The main purpose of the narrative sections of Matthew’s gospel (including this passage) is to cause us to look to Jesus, not ourselves. He is the one who fulfilled the hope and destiny of the nation of Israel. He is the one who perfectly relied on the Father. He is the one who defeated Satan and sin on our behalf.
And the main application, therefore, is faith. We must have faith in the perfectly obedient and victorious beloved Son of God. This principle applies as directly to us as it did to Matthew’s original audience.
We can now take this principle and begin to apply it to our own lives. There are two sets of questions we’ll ask to do so, one centering on Jesus’ perfect obedience, the other on Jesus’ victory over Satan in the temptation.

Faith in His perfect obedience

First, what part of our lives does not reflect faith in Jesus’ perfect obedience for us? In Matthew 3, God the Father’s voice comes out of heaven to affirm Jesus’ sonship. Immediately afterward, in Matthew 4, Satan tests that declaration in the first two temptations, challenging Christ with the words, “If you are the son of God.” Jesus demonstrates that he truly is the Son of God, not by miraculous deeds in this case, but by obedience and reliance on His Father. Matthew is showing off Jesus: he is trustworthy. We can rely on His obedience. So, in what ways are you relying on your own obedience and performance to become or maintain your status as beloved children of God?

Faith in His complete victory

Next, what part of our lives does not reflect faith in Jesus’ complete victory over Satan?
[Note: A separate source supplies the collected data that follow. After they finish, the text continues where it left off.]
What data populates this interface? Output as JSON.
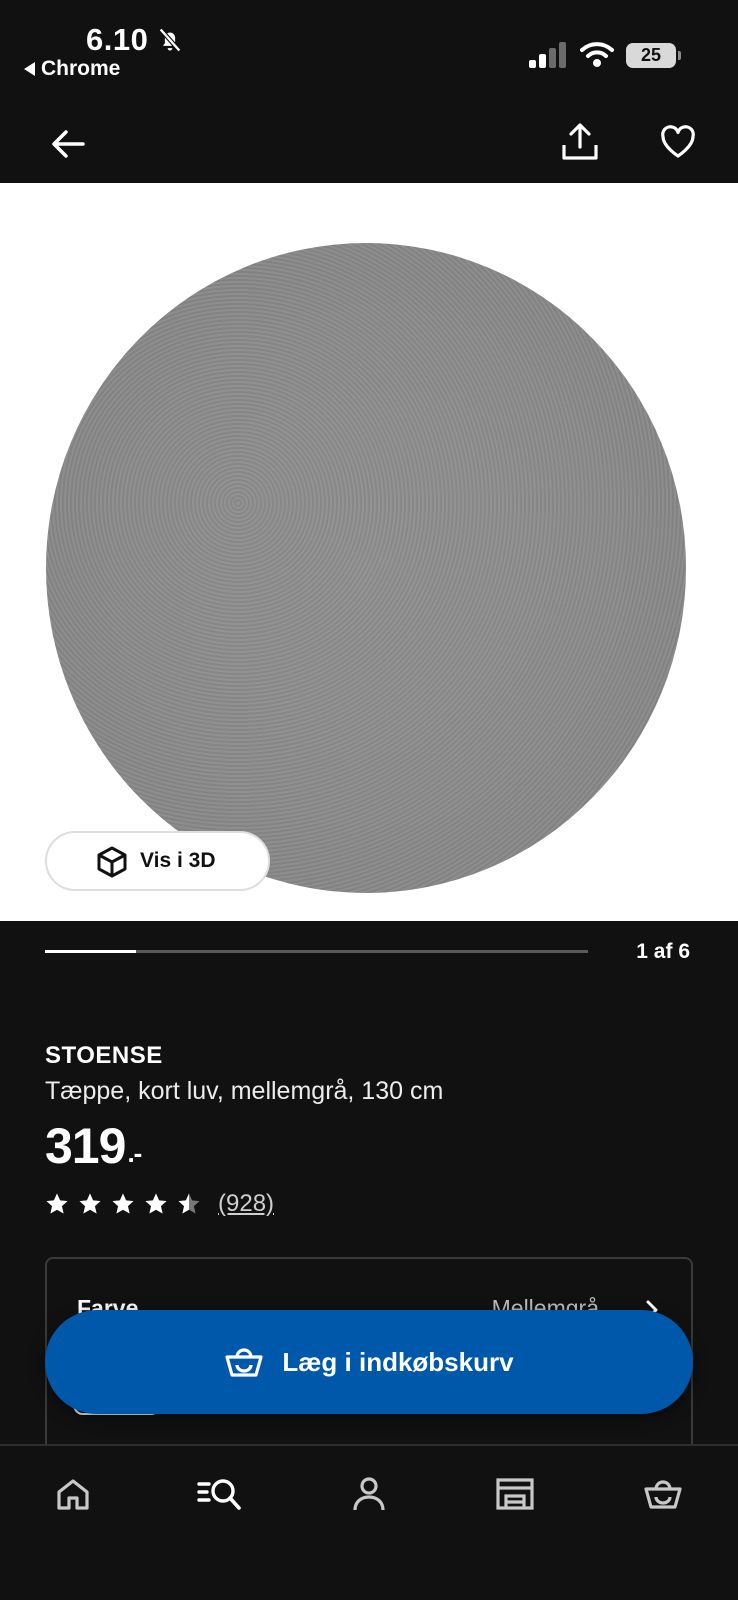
{
  "status_bar": {
    "time": "6.10",
    "back_app": "Chrome",
    "battery": "25"
  },
  "header": {
    "back_icon": "arrow-left-icon",
    "share_icon": "share-icon",
    "favorite_icon": "heart-icon"
  },
  "gallery": {
    "view_3d_label": "Vis i 3D",
    "counter": "1 af 6",
    "current": 1,
    "total": 6
  },
  "product": {
    "name": "STOENSE",
    "description": "Tæppe, kort luv, mellemgrå, 130 cm",
    "price": "319",
    "price_suffix": ".-",
    "rating": 4.5,
    "rating_max": 5,
    "review_count": "(928)"
  },
  "variant": {
    "label": "Farve",
    "value": "Mellemgrå"
  },
  "cta": {
    "label": "Læg i indkøbskurv"
  },
  "bottom_nav": {
    "items": [
      "home-icon",
      "search-list-icon",
      "profile-icon",
      "store-icon",
      "basket-icon"
    ]
  },
  "colors": {
    "background": "#111111",
    "accent": "#0058ab",
    "text": "#ffffff"
  }
}
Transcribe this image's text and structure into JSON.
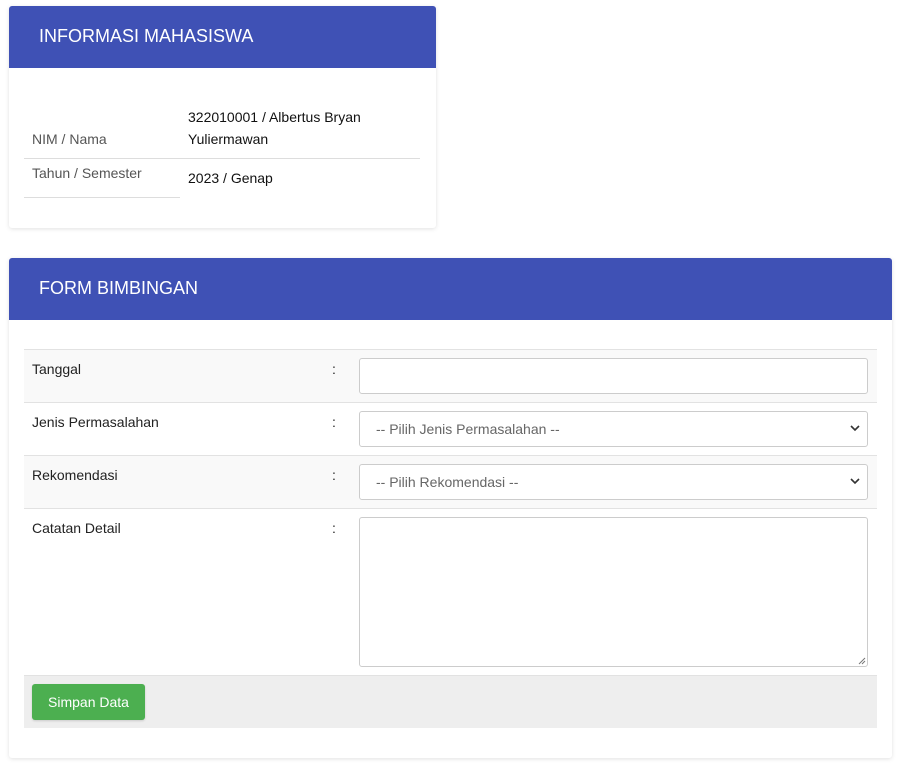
{
  "info": {
    "title": "INFORMASI MAHASISWA",
    "rows": [
      {
        "label": "NIM / Nama",
        "value_line1": "322010001 / Albertus Bryan",
        "value_line2": "Yuliermawan"
      },
      {
        "label": "Tahun / Semester",
        "value": "2023 / Genap"
      }
    ]
  },
  "form": {
    "title": "FORM BIMBINGAN",
    "colon": ":",
    "fields": {
      "tanggal": {
        "label": "Tanggal",
        "value": ""
      },
      "jenis": {
        "label": "Jenis Permasalahan",
        "selected": "-- Pilih Jenis Permasalahan --"
      },
      "rekomendasi": {
        "label": "Rekomendasi",
        "selected": "-- Pilih Rekomendasi --"
      },
      "catatan": {
        "label": "Catatan Detail",
        "value": ""
      }
    },
    "submit_label": "Simpan Data"
  },
  "colors": {
    "header_bg": "#3f51b5",
    "button_bg": "#4caf50"
  },
  "icons": [
    "chevron-down-icon",
    "resize-grip-icon"
  ]
}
The account of the temptation escalates to the final and boldest demand from Satan, “Worship me.” Jesus confronts this bold demand with an even more powerful command, “Away from me, Satan.” This was the central part of the passage’s structure and a foreshadowing of Jesus’ ultimate victory. In what ways do we not trust Jesus’ absolute control of situations in our life, including the temptation we experience? Are we trusting Jesus for victory over our sin or are we trusting our own devices?

Secondary applications

Of course, we may find secondary levels of application too. Jesus’ reliance on the Spirit of God and the Word of God to overcome the temptation is evident from the passage. Jesus is not only our substitute and King, he is our example. We can learn from his example in our own temptation. This isn’t the primary level of application, but it is a level of application.
Many have compared Jesus’ temptation to Adam and Eve’s temptation and to the teaching of 1 John 2:15–16, which seems to give us the full range of the devil’s temptations. Seeing then that Jesus was tempted in every way just as we are and yet was without sin, the way he succeeded becomes the example for the way we can succeed under similar types of temptations.
We might summarise his model as follows: resist the devil in the power of the Spirit through the guidance of the Word to accomplish the will of God.
Note that we do not apply the text, as many people have, by promising victory over temptation through quoting applicable Scripture, however helpful that discipline is. Victory over Satan is never guaranteed by our own efforts. Victory over Satan is only guaranteed through Christ’s!